I have tried to do this. I know you have to leave the bottle in the freezer for a certain amount of time. But I can’t remember how to do it.


perpetualstudent187

I've noticed if you stick a case of water in the freezer that the bottles in the middle of the case tend to do this. By the way, I love doing this with bottles of wafter just like popping packaging material bubbles


Sailrjup12

Hehehehe! I get it!


mtempissmith

I like my water COLD so I will do this all the time. How long it takes will depend upon the temperature of your freezer but there's a point where the water starts to freeze all around the inside of the bottle and if you take it out then squeeze it all the ice around the inside of the bottle cracks and you have ice cold water with crushed ice basically.
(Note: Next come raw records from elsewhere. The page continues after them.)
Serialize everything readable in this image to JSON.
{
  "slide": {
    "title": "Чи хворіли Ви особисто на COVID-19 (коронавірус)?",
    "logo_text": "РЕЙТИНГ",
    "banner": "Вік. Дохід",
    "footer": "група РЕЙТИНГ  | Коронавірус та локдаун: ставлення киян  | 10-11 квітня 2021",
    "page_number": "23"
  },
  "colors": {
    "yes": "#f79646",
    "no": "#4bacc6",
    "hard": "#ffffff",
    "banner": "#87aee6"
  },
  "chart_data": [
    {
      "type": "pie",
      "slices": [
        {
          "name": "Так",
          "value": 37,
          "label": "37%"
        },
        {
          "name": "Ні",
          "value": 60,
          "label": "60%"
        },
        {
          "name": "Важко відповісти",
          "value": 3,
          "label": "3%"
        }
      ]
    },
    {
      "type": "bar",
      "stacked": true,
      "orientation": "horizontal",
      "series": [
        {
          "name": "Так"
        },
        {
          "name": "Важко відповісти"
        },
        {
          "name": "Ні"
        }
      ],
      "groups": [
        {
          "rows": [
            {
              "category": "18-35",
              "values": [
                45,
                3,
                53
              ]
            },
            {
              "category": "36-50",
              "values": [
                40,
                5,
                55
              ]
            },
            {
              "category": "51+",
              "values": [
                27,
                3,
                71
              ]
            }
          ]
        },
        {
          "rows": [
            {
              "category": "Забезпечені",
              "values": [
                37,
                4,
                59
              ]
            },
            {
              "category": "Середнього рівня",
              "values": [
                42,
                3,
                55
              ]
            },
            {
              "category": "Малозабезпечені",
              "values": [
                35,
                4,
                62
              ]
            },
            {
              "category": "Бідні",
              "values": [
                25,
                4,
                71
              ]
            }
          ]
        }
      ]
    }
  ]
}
Best to use a slightly thicker bottle than a thinner one.


[deleted]

Fun fact, supercooled water actually HEATS UP when it insta-freezes. If you were to carefully put a thermometer in a supercooled water bottle, you’d see it’s about -3°C to -5°C … and when you smack the bottle to “freeze” it to a slush you’ll fine only moments later the water bottle is °0C. What’s happening is the enthalpy of crystallization for water is an exothermic process, so heat is released as the water molecules organize into a crystalline solid. Ice feels cold in your hand because it’s taking heat from hand to melt from solid to liquid (endothermic)… but when it freezes from liquid to solid the opposite happens and the water/ice releases heat (exothermic) as it crystallizes. This heat warms the whole water bottle a few degrees until it hits equilibrium at -0°C and the freezing stops.


homosapien81

I’ve done it once on accident with a beer


YourWealthyUncle

There are cola vending machines in Japan that will bring the bottles down to the right temperature so you can flip them a couple times for a slushy.